Sunday, January 17th 2016, 8:23 pm
The Nature Conservancy is offering a $1,000 reward for information after it found a bull elk had been slaughtered by poachers at wildlife preserve over the weekend, a release says.
The 8.5-year-old elk, named “Hollywood” and well-known to visitors of the Nature Conservancy in Tahlequah, was found to be killed illegally, and the poachers took only the head and a small amount of meat, leaving the rest behind, the conservancy says.
While there is a legal hunting season for elk in Cherokee County, hunting is prohibited 365 days a year on the J.T. Nickel Preserve, which is privately owned by The Nature Conservancy.
The preserve is the largest privately protected conservation area in the Ozarks.

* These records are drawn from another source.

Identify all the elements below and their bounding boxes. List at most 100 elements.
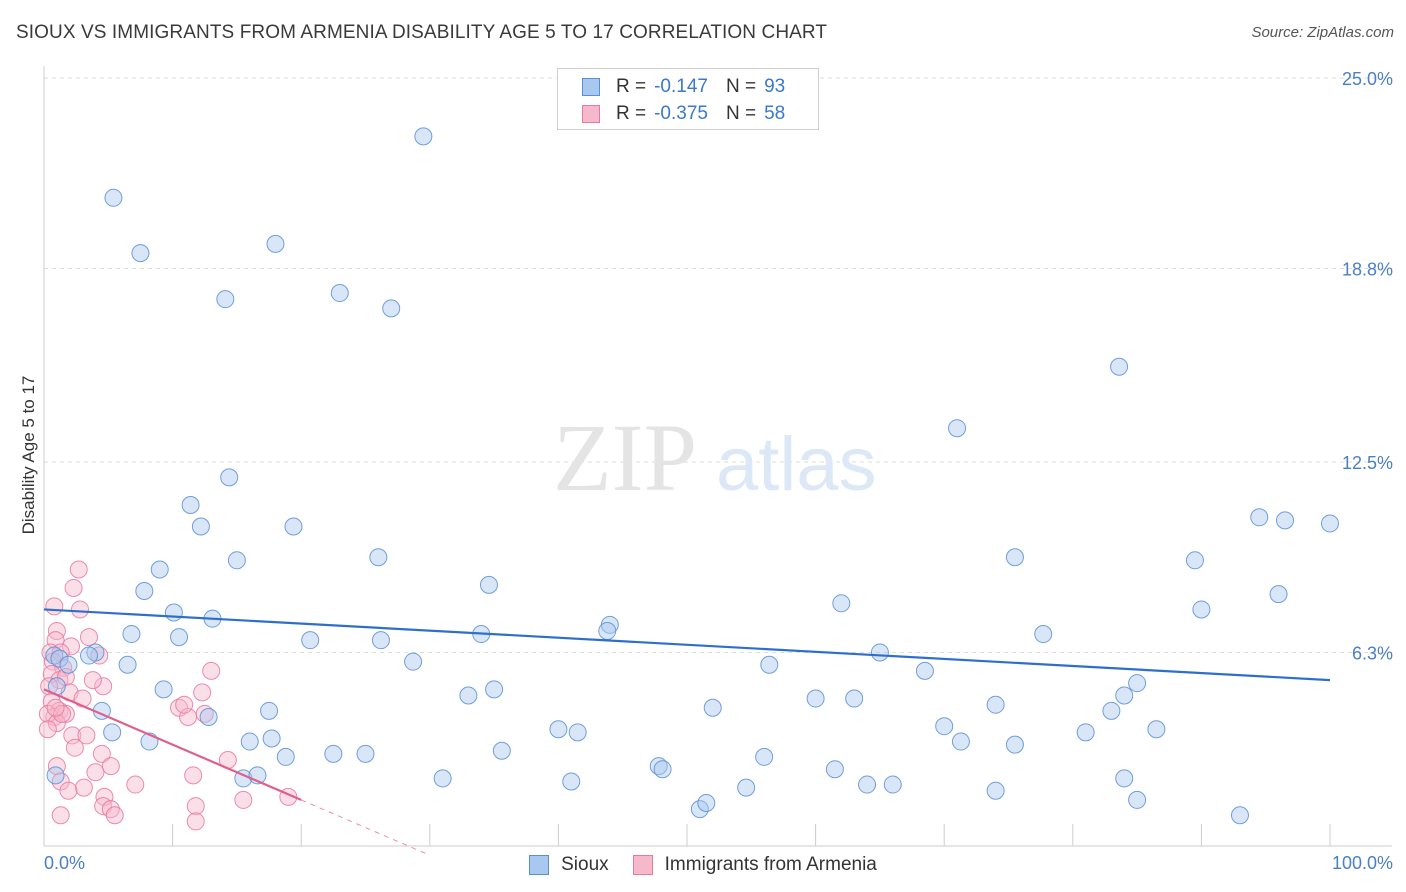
sioux-point <box>433 769 452 788</box>
sioux-point <box>653 760 672 779</box>
sioux-point <box>150 560 169 579</box>
sioux-point <box>266 234 285 253</box>
armenia-point <box>47 757 66 776</box>
sioux-point <box>948 419 967 438</box>
sioux-point <box>825 760 844 779</box>
legend-n-label: N = <box>725 103 757 124</box>
sioux-point <box>191 517 210 536</box>
sioux-point <box>485 680 504 699</box>
sioux-point <box>1321 514 1339 533</box>
armenia-point <box>94 677 113 696</box>
sioux-point <box>951 732 970 751</box>
armenia-point <box>51 806 70 825</box>
trend-lines <box>43 608 1331 856</box>
sioux-point <box>755 747 774 766</box>
sioux-point <box>1269 585 1288 604</box>
source-label: Source: ZipAtlas.com <box>1251 24 1394 41</box>
sioux-point <box>170 628 189 647</box>
sioux-point <box>164 603 183 622</box>
sioux-point <box>806 689 825 708</box>
sioux-point <box>1192 600 1211 619</box>
armenia-point <box>56 704 75 723</box>
sioux-point <box>382 299 401 318</box>
x-tick-label-min: 0.0% <box>44 853 85 873</box>
legend-item-sioux[interactable]: Sioux <box>529 854 609 876</box>
armenia-point <box>184 766 203 785</box>
sioux-point <box>104 188 123 207</box>
armenia-point <box>46 698 65 717</box>
sioux-point <box>1128 674 1147 693</box>
armenia-point <box>101 757 120 776</box>
y-tick-label: 6.3% <box>1352 643 1393 663</box>
sioux-point <box>1185 551 1204 570</box>
axes <box>43 66 1392 847</box>
armenia-point <box>47 621 66 640</box>
armenia-point <box>80 628 99 647</box>
sioux-point <box>50 649 69 668</box>
sioux-point <box>737 778 756 797</box>
legend-label-sioux: Sioux <box>561 854 609 875</box>
armenia-trend-extension <box>301 799 430 856</box>
armenia-trend-line <box>43 688 302 801</box>
sioux-point <box>479 575 498 594</box>
sioux-point <box>276 747 295 766</box>
sioux-trend-line <box>43 608 1331 682</box>
armenia-point <box>45 597 64 616</box>
armenia-point <box>193 683 212 702</box>
legend-r-value: -0.375 <box>654 103 708 124</box>
armenia-point <box>202 661 221 680</box>
sioux-point <box>845 689 864 708</box>
sioux-point <box>216 290 235 309</box>
legend-label-armenia: Immigrants from Armenia <box>664 854 877 875</box>
armenia-point <box>47 714 66 733</box>
series-legend: Sioux Immigrants from Armenia <box>0 852 1406 878</box>
sioux-point <box>414 127 433 146</box>
watermark-zip: ZIP <box>553 404 697 511</box>
sioux-point <box>262 729 281 748</box>
y-tick-label: 12.5% <box>1342 453 1393 473</box>
sioux-point <box>324 744 343 763</box>
watermark: ZIP atlas <box>553 404 877 511</box>
sioux-point <box>1128 790 1147 809</box>
armenia-point <box>170 698 189 717</box>
sioux-point <box>832 594 851 613</box>
watermark-atlas: atlas <box>716 422 877 507</box>
armenia-point <box>65 738 84 757</box>
sioux-point <box>240 732 259 751</box>
y-tick-label: 25.0% <box>1342 69 1393 89</box>
sioux-point <box>154 680 173 699</box>
armenia-point <box>175 695 194 714</box>
armenia-point <box>126 775 145 794</box>
armenia-swatch <box>582 105 600 123</box>
armenia-point <box>64 578 83 597</box>
sioux-point <box>404 652 423 671</box>
sioux-point <box>760 655 779 674</box>
sioux-point <box>1115 769 1134 788</box>
sioux-point <box>131 244 150 263</box>
sioux-point <box>369 548 388 567</box>
x-tick-label-max: 100.0% <box>1332 853 1393 873</box>
sioux-point <box>459 686 478 705</box>
sioux-point <box>915 661 934 680</box>
sioux-points <box>45 127 1339 825</box>
legend-row-sioux: R = -0.147 N = 93 <box>582 74 785 100</box>
sioux-point <box>122 625 141 644</box>
sioux-point <box>45 646 64 665</box>
sioux-point <box>1147 720 1166 739</box>
sioux-point <box>227 551 246 570</box>
legend-n-value: 58 <box>764 103 786 124</box>
sioux-point <box>103 723 122 742</box>
sioux-point <box>492 741 511 760</box>
sioux-point <box>1230 806 1249 825</box>
armenia-point <box>186 812 205 831</box>
sioux-point <box>199 707 218 726</box>
sioux-point <box>1102 701 1121 720</box>
sioux-point <box>356 744 375 763</box>
legend-item-armenia[interactable]: Immigrants from Armenia <box>632 854 877 876</box>
armenia-point <box>71 600 90 619</box>
sioux-point <box>1250 508 1269 527</box>
sioux-swatch <box>582 78 600 96</box>
sioux-point <box>1115 686 1134 705</box>
sioux-point <box>1005 548 1024 567</box>
sioux-point <box>284 517 303 536</box>
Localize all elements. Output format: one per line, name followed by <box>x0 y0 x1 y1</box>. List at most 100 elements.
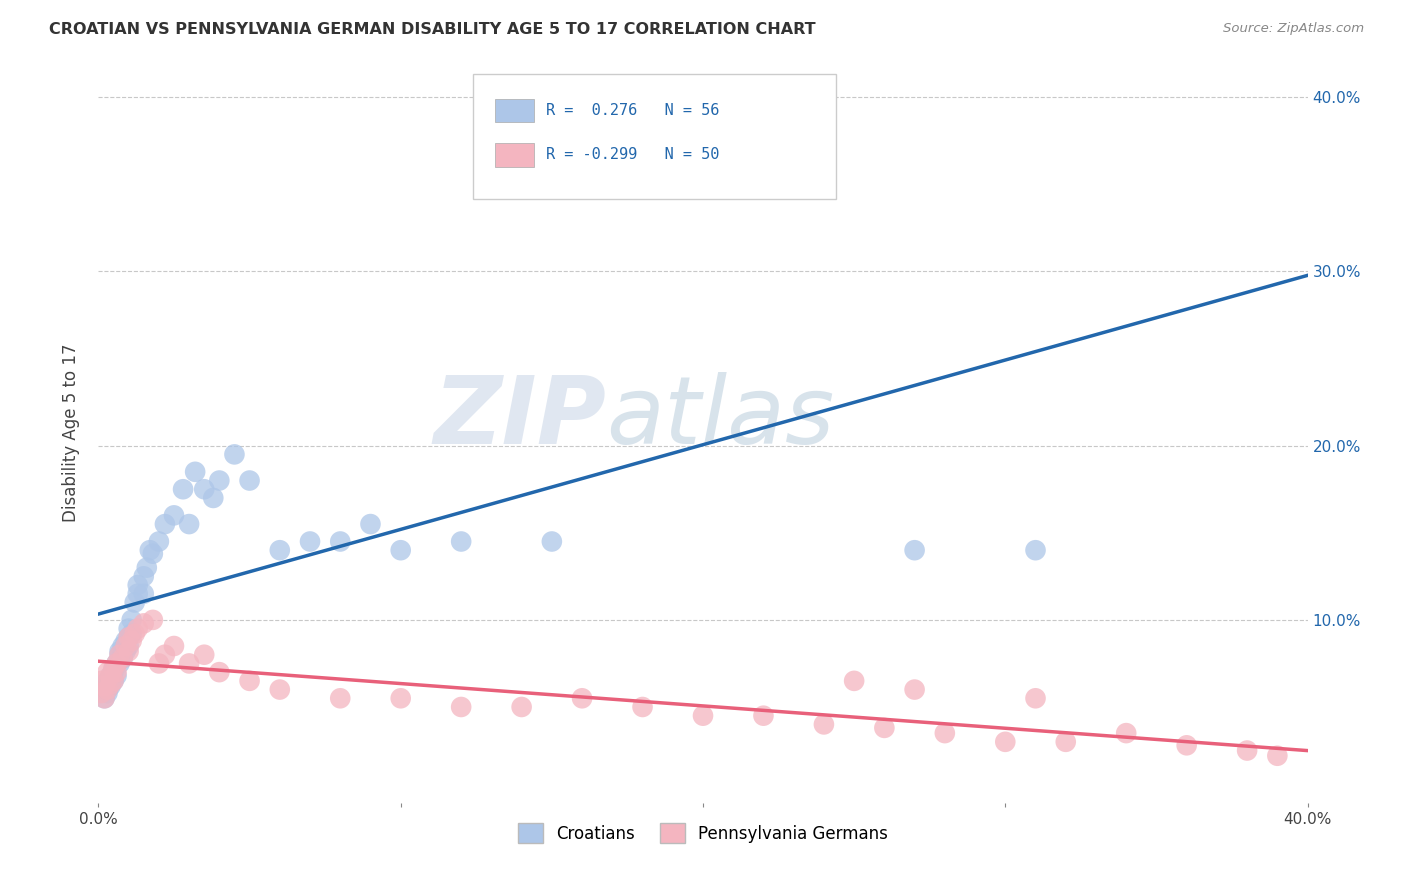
Point <box>100 679 122 693</box>
Point <box>100 668 122 682</box>
Point <box>90 686 112 700</box>
Point <box>135 560 157 574</box>
Point <box>111 639 134 653</box>
Point <box>1024 691 1046 706</box>
Point <box>105 665 128 680</box>
Point <box>96 665 118 680</box>
Point <box>510 700 533 714</box>
Point <box>90 673 112 688</box>
Point <box>111 651 134 665</box>
Point <box>103 673 125 688</box>
Point <box>813 717 835 731</box>
Point <box>124 627 146 641</box>
Point <box>208 474 231 488</box>
Point <box>389 691 412 706</box>
Text: ZIP: ZIP <box>433 372 606 464</box>
Point <box>193 482 215 496</box>
Point <box>108 644 131 658</box>
Text: CROATIAN VS PENNSYLVANIA GERMAN DISABILITY AGE 5 TO 17 CORRELATION CHART: CROATIAN VS PENNSYLVANIA GERMAN DISABILI… <box>49 22 815 37</box>
Point <box>153 517 176 532</box>
Text: R =  0.276   N = 56: R = 0.276 N = 56 <box>546 103 720 118</box>
Point <box>208 665 231 680</box>
Point <box>148 657 170 671</box>
Point <box>142 547 165 561</box>
Point <box>179 657 201 671</box>
Point <box>127 622 149 636</box>
Point <box>389 543 412 558</box>
Text: atlas: atlas <box>606 372 835 463</box>
Point <box>127 578 149 592</box>
Point <box>202 491 225 505</box>
Point <box>360 517 382 532</box>
Point <box>193 648 215 662</box>
Point <box>1175 739 1198 753</box>
Point <box>118 622 141 636</box>
Point <box>1267 748 1289 763</box>
Text: Source: ZipAtlas.com: Source: ZipAtlas.com <box>1223 22 1364 36</box>
Point <box>994 735 1017 749</box>
Point <box>103 673 125 688</box>
Point <box>93 682 115 697</box>
Point <box>873 721 896 735</box>
Point <box>904 682 927 697</box>
Point <box>96 686 118 700</box>
Point <box>96 682 118 697</box>
Point <box>163 508 186 523</box>
Point <box>121 633 143 648</box>
Point <box>1024 543 1046 558</box>
Point <box>100 677 122 691</box>
Point <box>450 534 472 549</box>
Point <box>299 534 322 549</box>
Point <box>100 668 122 682</box>
FancyBboxPatch shape <box>474 73 837 200</box>
Point <box>1054 735 1077 749</box>
Point <box>132 616 155 631</box>
FancyBboxPatch shape <box>495 143 534 167</box>
Point <box>96 673 118 688</box>
Point <box>481 178 503 192</box>
Point <box>904 543 927 558</box>
Point <box>103 662 125 676</box>
Point <box>121 613 143 627</box>
Point <box>105 668 128 682</box>
Point <box>111 648 134 662</box>
Point <box>103 662 125 676</box>
Point <box>114 644 136 658</box>
Point <box>96 682 118 697</box>
Text: R = -0.299   N = 50: R = -0.299 N = 50 <box>546 147 720 162</box>
Point <box>108 648 131 662</box>
Point <box>153 648 176 662</box>
Point <box>93 679 115 693</box>
Point <box>132 569 155 583</box>
Point <box>329 691 352 706</box>
Point <box>540 534 562 549</box>
Point <box>1115 726 1137 740</box>
Y-axis label: Disability Age 5 to 17: Disability Age 5 to 17 <box>62 343 80 522</box>
Point <box>179 517 201 532</box>
Point <box>1236 743 1258 757</box>
Point <box>100 673 122 688</box>
Point <box>631 700 654 714</box>
Point <box>329 534 352 549</box>
Point <box>118 644 141 658</box>
Point <box>105 657 128 671</box>
Point <box>172 482 194 496</box>
Point <box>163 639 186 653</box>
Point <box>139 543 162 558</box>
Point <box>752 708 775 723</box>
Point <box>103 665 125 680</box>
Point <box>481 143 503 157</box>
Point <box>121 627 143 641</box>
Point <box>239 673 262 688</box>
Point <box>269 543 291 558</box>
Point <box>93 691 115 706</box>
Legend: Croatians, Pennsylvania Germans: Croatians, Pennsylvania Germans <box>512 816 894 850</box>
Point <box>148 534 170 549</box>
Point <box>269 682 291 697</box>
Point <box>114 633 136 648</box>
Point <box>132 587 155 601</box>
Point <box>224 447 246 461</box>
Point <box>114 639 136 653</box>
Point <box>111 651 134 665</box>
Point <box>571 691 593 706</box>
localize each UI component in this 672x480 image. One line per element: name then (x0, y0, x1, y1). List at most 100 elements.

The 17,000-acre landscape rests in eastern Oklahoma's rolling Cookson Hills, overlooks the Illinois River and features a herd of elk that was re-introduced in 2005 after being absent from the Ozarks for more than 150 years.
The $1,000 reward for information is in addition to any reward offered by the Oklahoma Department of Wildlife Conservation.
Anyone with information about the poaching incident should contact ODWC game wardens: Brady May: 918-431-2552, Tony Clark: 918-431-2562 or Cpt. Joe Adair: 918-431-2543.